Today, in a rainy Las Vegas, we got to find out more on some other new services released at AWS Re:Invent.
One particularly interesting offering is Amazon Kendra, an enterprise search service powered by machine learning. The service indexes all sorts of information such as files, web sites, Sharepoint, databases, etc. and allows the user to search using natural language.
A demo of the system showed a search containing the phrase “Where is the IT Helpdesk”. A normal enterprise search system returns various keyword matches but does not understand that we are looking for the location of the IT Helpdesk. With the same search undertaken on Amazon Kendra it searched some company documents and return some text outlining that the IT Helpdesk was on the 1st floor of the demo company. The machine learning capabilities seem to provide some significant improvements in returning search result which are more relevant to the user. It will be an interesting technology to investigate further.
Another interesting service also introduced and again using machine learning was Amazon Fraud Detector. This service simplifies detecting fraud in transactions. The user provides email addresses, IP addresses, and other historical transaction and account registration data, along with other indicators of fraudulent/non-fraudulent transactions. A machine learning model, trained on this historic data, is then fed new transactions and indicate whether the new transaction is fraudulent or not.
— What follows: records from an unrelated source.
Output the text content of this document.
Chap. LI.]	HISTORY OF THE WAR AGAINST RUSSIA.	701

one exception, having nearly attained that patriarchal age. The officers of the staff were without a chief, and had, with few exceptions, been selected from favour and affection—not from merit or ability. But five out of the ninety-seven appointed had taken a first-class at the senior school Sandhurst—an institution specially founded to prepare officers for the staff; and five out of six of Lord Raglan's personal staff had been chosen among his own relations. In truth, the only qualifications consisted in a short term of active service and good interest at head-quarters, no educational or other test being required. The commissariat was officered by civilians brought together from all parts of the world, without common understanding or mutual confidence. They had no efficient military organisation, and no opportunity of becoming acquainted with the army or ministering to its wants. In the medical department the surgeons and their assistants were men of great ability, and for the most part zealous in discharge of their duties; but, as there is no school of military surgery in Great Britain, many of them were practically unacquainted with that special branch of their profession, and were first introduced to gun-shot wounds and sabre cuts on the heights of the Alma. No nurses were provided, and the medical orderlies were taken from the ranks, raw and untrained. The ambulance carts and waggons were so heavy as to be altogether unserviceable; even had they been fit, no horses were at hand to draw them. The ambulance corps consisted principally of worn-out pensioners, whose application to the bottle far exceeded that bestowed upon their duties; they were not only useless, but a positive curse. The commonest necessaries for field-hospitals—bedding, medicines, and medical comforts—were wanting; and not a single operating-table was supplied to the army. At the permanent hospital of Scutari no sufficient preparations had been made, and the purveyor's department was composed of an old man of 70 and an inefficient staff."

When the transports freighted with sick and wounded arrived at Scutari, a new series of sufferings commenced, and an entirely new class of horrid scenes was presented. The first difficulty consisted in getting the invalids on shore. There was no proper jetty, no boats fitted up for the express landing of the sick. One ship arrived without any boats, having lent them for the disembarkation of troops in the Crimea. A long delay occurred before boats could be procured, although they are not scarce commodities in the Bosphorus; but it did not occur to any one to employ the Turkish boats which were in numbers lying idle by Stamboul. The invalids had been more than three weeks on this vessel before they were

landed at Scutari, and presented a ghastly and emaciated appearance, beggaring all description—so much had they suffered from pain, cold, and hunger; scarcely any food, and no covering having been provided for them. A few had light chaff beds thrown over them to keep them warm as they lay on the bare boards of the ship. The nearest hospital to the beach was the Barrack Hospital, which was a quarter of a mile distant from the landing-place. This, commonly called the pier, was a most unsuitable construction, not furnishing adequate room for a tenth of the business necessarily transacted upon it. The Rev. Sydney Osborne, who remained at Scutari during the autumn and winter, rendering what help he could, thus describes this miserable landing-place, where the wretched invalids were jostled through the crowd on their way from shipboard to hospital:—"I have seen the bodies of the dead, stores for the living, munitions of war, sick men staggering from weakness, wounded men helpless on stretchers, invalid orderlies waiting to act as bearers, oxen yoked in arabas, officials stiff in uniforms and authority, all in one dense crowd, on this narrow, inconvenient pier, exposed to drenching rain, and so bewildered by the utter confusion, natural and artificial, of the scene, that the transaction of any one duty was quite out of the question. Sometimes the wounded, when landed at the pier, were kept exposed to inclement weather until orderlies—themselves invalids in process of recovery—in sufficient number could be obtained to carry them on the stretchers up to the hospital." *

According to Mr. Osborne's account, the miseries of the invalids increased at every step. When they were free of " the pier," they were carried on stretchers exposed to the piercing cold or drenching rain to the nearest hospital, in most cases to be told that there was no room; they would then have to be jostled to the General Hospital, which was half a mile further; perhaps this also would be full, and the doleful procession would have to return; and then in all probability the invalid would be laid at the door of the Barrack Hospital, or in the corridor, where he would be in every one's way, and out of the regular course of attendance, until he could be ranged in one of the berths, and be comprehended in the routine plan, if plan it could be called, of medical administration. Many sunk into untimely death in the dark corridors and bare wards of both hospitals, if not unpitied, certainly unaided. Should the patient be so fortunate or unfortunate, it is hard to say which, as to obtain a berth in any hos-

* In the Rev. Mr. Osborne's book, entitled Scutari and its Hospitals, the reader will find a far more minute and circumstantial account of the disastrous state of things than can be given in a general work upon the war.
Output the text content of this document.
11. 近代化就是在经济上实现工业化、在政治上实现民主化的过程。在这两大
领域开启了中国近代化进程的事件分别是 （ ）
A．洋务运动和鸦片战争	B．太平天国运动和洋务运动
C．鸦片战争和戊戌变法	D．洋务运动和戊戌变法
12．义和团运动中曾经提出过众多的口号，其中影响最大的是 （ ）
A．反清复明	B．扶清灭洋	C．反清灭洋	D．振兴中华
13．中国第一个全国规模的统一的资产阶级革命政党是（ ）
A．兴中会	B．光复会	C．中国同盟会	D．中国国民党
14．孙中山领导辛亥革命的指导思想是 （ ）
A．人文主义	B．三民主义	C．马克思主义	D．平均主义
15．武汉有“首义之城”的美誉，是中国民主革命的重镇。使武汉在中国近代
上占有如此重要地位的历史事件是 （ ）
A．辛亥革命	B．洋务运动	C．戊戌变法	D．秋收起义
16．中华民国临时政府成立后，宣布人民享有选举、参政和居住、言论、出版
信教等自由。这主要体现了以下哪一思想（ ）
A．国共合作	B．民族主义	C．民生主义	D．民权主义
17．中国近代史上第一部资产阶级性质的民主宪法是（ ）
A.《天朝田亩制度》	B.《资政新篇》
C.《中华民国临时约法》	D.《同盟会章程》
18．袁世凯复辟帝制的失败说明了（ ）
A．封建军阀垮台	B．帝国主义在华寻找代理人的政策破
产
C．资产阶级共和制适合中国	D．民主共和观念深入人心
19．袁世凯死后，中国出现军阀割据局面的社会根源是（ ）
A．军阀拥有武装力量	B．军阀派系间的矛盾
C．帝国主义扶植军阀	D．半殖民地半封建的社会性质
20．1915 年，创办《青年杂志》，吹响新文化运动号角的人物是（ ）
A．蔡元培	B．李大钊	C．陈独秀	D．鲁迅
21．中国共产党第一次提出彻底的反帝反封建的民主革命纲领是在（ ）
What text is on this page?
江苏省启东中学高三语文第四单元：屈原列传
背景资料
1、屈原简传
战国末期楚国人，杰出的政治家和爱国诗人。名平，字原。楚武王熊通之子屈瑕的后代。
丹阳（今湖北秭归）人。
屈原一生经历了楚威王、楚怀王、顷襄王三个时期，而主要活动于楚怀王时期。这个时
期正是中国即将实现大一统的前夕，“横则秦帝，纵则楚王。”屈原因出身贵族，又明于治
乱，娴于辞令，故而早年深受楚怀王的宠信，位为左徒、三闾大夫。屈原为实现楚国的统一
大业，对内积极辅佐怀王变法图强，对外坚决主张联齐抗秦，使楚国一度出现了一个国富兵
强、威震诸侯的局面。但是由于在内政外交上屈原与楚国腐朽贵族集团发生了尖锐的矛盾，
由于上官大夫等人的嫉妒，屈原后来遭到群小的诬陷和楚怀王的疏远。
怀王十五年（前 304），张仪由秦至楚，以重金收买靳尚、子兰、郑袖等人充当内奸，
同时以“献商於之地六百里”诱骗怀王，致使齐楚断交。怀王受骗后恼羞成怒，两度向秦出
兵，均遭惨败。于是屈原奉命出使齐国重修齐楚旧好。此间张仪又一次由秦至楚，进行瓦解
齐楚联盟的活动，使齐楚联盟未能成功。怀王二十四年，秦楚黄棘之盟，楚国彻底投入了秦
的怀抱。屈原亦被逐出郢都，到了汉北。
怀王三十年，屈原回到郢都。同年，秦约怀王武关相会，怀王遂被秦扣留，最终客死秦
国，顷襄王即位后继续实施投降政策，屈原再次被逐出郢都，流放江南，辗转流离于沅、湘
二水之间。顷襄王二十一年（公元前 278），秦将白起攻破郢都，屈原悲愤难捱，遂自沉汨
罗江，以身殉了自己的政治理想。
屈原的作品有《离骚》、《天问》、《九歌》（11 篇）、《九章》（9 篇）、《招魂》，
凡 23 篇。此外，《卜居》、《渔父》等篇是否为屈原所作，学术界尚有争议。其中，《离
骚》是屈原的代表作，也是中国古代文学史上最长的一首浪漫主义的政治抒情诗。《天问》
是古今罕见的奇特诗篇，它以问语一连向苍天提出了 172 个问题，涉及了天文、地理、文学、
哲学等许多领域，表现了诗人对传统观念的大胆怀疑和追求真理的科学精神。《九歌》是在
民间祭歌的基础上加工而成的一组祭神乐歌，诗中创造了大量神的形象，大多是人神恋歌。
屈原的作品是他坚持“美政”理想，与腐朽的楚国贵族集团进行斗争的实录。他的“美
The technology is built around the same concepts used by Amazon themselves in their traditional e-commerce business.
Again with Amazon Fraud Detector we’re seeing the packaging of complex machine learning applications into easier to use, packaged services.
Finally another new service which is slightly longer term in it’s ambition is Amazon Braket. This service allows quantum computing algorithms to be programmed and simulated on the cloud. We’re beginning to see quantum computing making progress and services like Braket allow interested parties to get some experience and prepare for this new computing paradigm.